En collaboration avec Aïchata Koné et Jeremy Schneider
Cette note s'appuie sur les travaux réalisés par Aïchata Koné et Jeremy Schneider, en collaboration avec IMAR, dans le cadre d'une étude sur l'intermodalité dans le transport du grain au Canada. Leurs conclusions figurent au chapitre 5 du rapport État du transport maritime au Québec 2024, publié conjointement par IMAR et la Société de développement économique du Saint-Laurent.
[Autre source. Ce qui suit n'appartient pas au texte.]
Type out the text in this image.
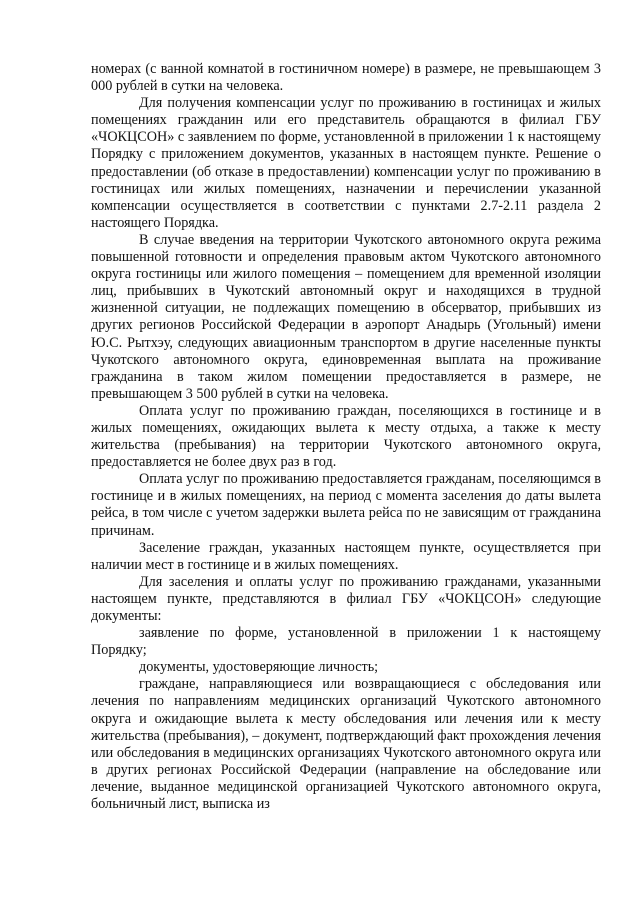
номерах (с ванной комнатой в гостиничном номере) в размере, не превышающем 3 000 рублей в сутки на человека.

Для получения компенсации услуг по проживанию в гостиницах и жилых помещениях гражданин или его представитель обращаются в филиал ГБУ «ЧОКЦСОН» с заявлением по форме, установленной в приложении 1 к настоящему Порядку с приложением документов, указанных в настоящем пункте. Решение о предоставлении (об отказе в предоставлении) компенсации услуг по проживанию в гостиницах или жилых помещениях, назначении и перечислении указанной компенсации осуществляется в соответствии с пунктами 2.7-2.11 раздела 2 настоящего Порядка.

В случае введения на территории Чукотского автономного округа режима повышенной готовности и определения правовым актом Чукотского автономного округа гостиницы или жилого помещения – помещением для временной изоляции лиц, прибывших в Чукотский автономный округ и находящихся в трудной жизненной ситуации, не подлежащих помещению в обсерватор, прибывших из других регионов Российской Федерации в аэропорт Анадырь (Угольный) имени Ю.С. Рытхэу, следующих авиационным транспортом в другие населенные пункты Чукотского автономного округа, единовременная выплата на проживание гражданина в таком жилом помещении предоставляется в размере, не превышающем 3 500 рублей в сутки на человека.

Оплата услуг по проживанию граждан, поселяющихся в гостинице и в жилых помещениях, ожидающих вылета к месту отдыха, а также к месту жительства (пребывания) на территории Чукотского автономного округа, предоставляется не более двух раз в год.

Оплата услуг по проживанию предоставляется гражданам, поселяющимся в гостинице и в жилых помещениях, на период с момента заселения до даты вылета рейса, в том числе с учетом задержки вылета рейса по не зависящим от гражданина причинам.

Заселение граждан, указанных настоящем пункте, осуществляется при наличии мест в гостинице и в жилых помещениях.

Для заселения и оплаты услуг по проживанию гражданами, указанными настоящем пункте, представляются в филиал ГБУ «ЧОКЦСОН» следующие документы:

заявление по форме, установленной в приложении 1 к настоящему Порядку;

документы, удостоверяющие личность;

граждане, направляющиеся или возвращающиеся с обследования или лечения по направлениям медицинских организаций Чукотского автономного округа и ожидающие вылета к месту обследования или лечения или к месту жительства (пребывания), – документ, подтверждающий факт прохождения лечения или обследования в медицинских организациях Чукотского автономного округа или в других регионах Российской Федерации (направление на обследование или лечение, выданное медицинской организацией Чукотского автономного округа, больничный лист, выписка из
L'agriculture est un contributeur majeur à l'économie canadienne, sa production servant d'intrant clé dans la chaîne d'approvisionnement alimentaire, tant au niveau national qu'international. En 2023, l'industrie agricole du Canada a généré 24,5 milliards de dollars, soit 1,1 % du PIB canadien, et a soutenu 114 800 emplois spécifiquement dans la production de cultures1. La vente des principales cultures de grande culture a généré 40 milliards de dollars de revenus, dont 29,1 milliards provenant des exportations. Les cultures sont principalement concentrées dans les Prairies, le sud de l'Ontario et le Québec. La visualisation ci-dessous illustre les tendances de production des principales céréales et légumineuses par province entre 2000 et 2023.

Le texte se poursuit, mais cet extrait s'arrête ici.